AT&T offers streaming television through DirecTV Now, and soon Verizon will be on board with its own service this summer. The company has been hard at work lining up content deals and plans to offer its streaming service through set top boxes, smartphones, and tablets.
Insider sources speaking with Bloomberg say Verizon is on track for a summer launch. What they don’t say is if viewers will need a Verizon cell phone contract, or if they’ll go the DirecTV Now route and offer their service to anyone who is willing to pay. They also don’t say if Verizon’s service will be live only, or if on demand content will be available, too.
What they do say is that Verizon’s service will include dozens of channels at launch.
With AT&T’s DirecTV Now already available, and YouTube and Hulu’s streaming services coming soon, cord cutters will have several options for streaming TV content. Verizon will round that out this summer as competition for non-traditional TV viewers increases.
Cord cutters, or TV viewers who choose alternatives to traditional cable and satellite TV subscriptions, make up a small percentage of the overall market. As more people decide to go mobile with their viewing, however, that market will grow.
For content providers, cord cutters are an interesting breed. They threaten the traditional TV viewing model, but at the same time represent a new opportunity. If content providers can entice cord cutters into streaming contracts, they keep them in the fold and scale back on potential financial losses.
Streaming TV and Net Neutrality
For online content viewers, streaming packages are a convenient alternative to old-school cable contracts, but they also underscore the importance of Net Neutrality which ensures al content passes through the internet equally. Without Net Neutrality, Verizon or AT&T could choose to throttle video content from competitors while ensuring its own passes on to viewers at high quality.
The idea being if you’re an AT&T customer, you’ll be pressured into using DirecTV Now, Comcast subscribers will get pushed towards its own streaming services, and Verizon will do the same with its soon to launch service.

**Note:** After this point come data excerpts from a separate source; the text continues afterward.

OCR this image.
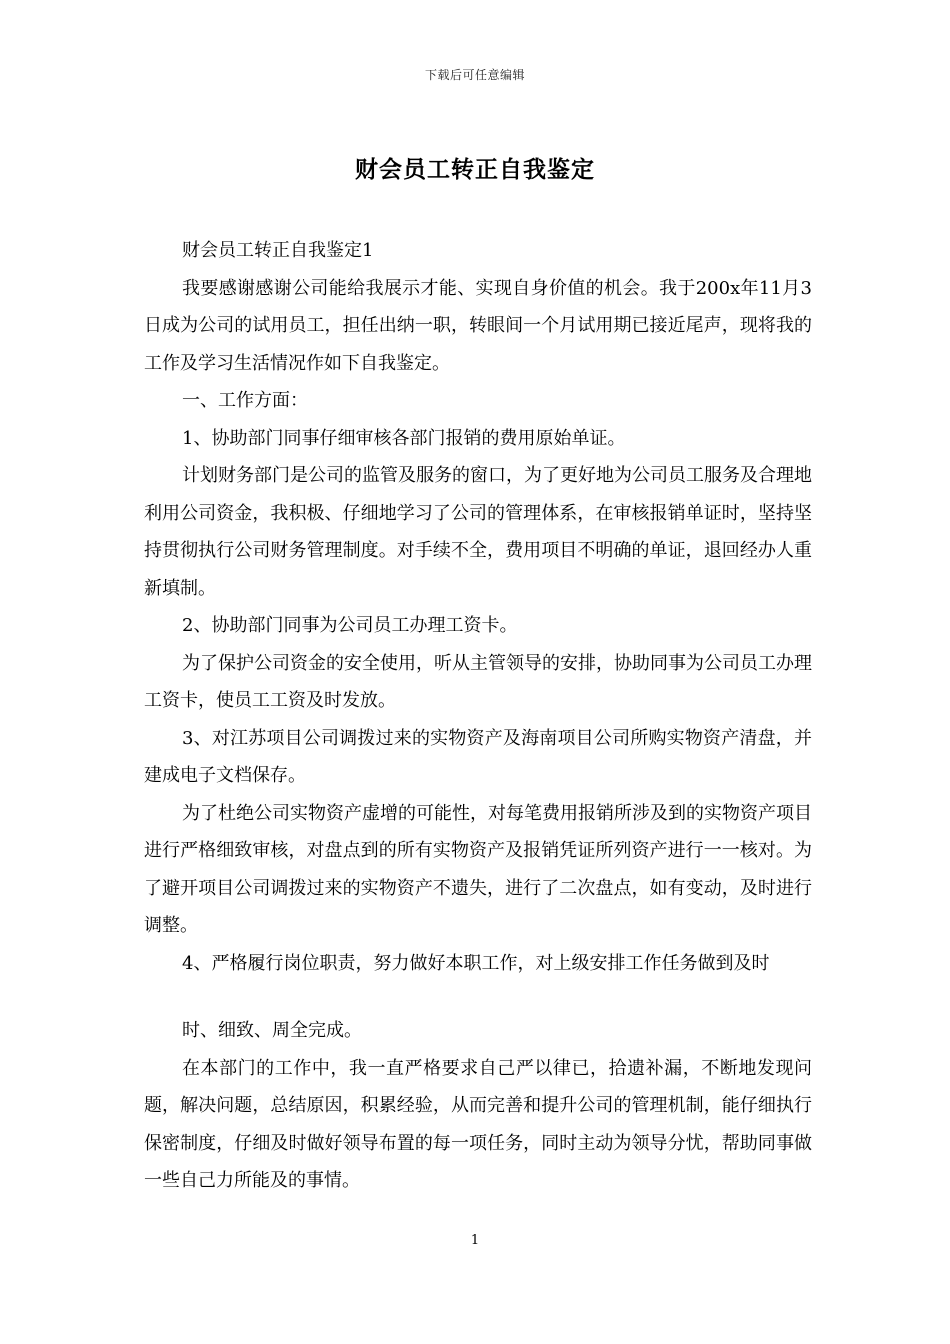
下载后可任意编辑
财会员工转正自我鉴定

财会员工转正自我鉴定1

我要感谢感谢公司能给我展示才能、实现自身价值的机会。我于200x年11月3日成为公司的试用员工，担任出纳一职，转眼间一个月试用期已接近尾声，现将我的工作及学习生活情况作如下自我鉴定。

一、工作方面：

1、协助部门同事仔细审核各部门报销的费用原始单证。

计划财务部门是公司的监管及服务的窗口，为了更好地为公司员工服务及合理地利用公司资金，我积极、仔细地学习了公司的管理体系，在审核报销单证时，坚持坚持贯彻执行公司财务管理制度。对手续不全，费用项目不明确的单证，退回经办人重新填制。

2、协助部门同事为公司员工办理工资卡。

为了保护公司资金的安全使用，听从主管领导的安排，协助同事为公司员工办理工资卡，使员工工资及时发放。

3、对江苏项目公司调拨过来的实物资产及海南项目公司所购实物资产清盘，并建成电子文档保存。

为了杜绝公司实物资产虚增的可能性，对每笔费用报销所涉及到的实物资产项目进行严格细致审核，对盘点到的所有实物资产及报销凭证所列资产进行一一核对。为了避开项目公司调拨过来的实物资产不遗失，进行了二次盘点，如有变动，及时进行调整。

4、严格履行岗位职责，努力做好本职工作，对上级安排工作任务做到及时

时、细致、周全完成。

在本部门的工作中，我一直严格要求自己严以律已，拾遗补漏，不断地发现问题，解决问题，总结原因，积累经验，从而完善和提升公司的管理机制，能仔细执行保密制度，仔细及时做好领导布置的每一项任务，同时主动为领导分忧，帮助同事做一些自己力所能及的事情。

1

Under President Obama Net Neutrality was important and the FCC enacted rules to keep ISPs from throttling or blocking data passing through their networks. With Donald Trump in the White House, however, Net Neutrality’s future in the United States is tenuous. Current FCC chairman Ajit Pai opposes the Open Internet Order put in place under former chairman Tom Wheeler and has said he wants to kill it in the name of preserving “internet freedom.”
That hasn’t happened yet, and it’s possible his efforts could fail. Regardless, Verizon is ready to get into the streaming TV market and compete with AT&T’s DirecTV Now.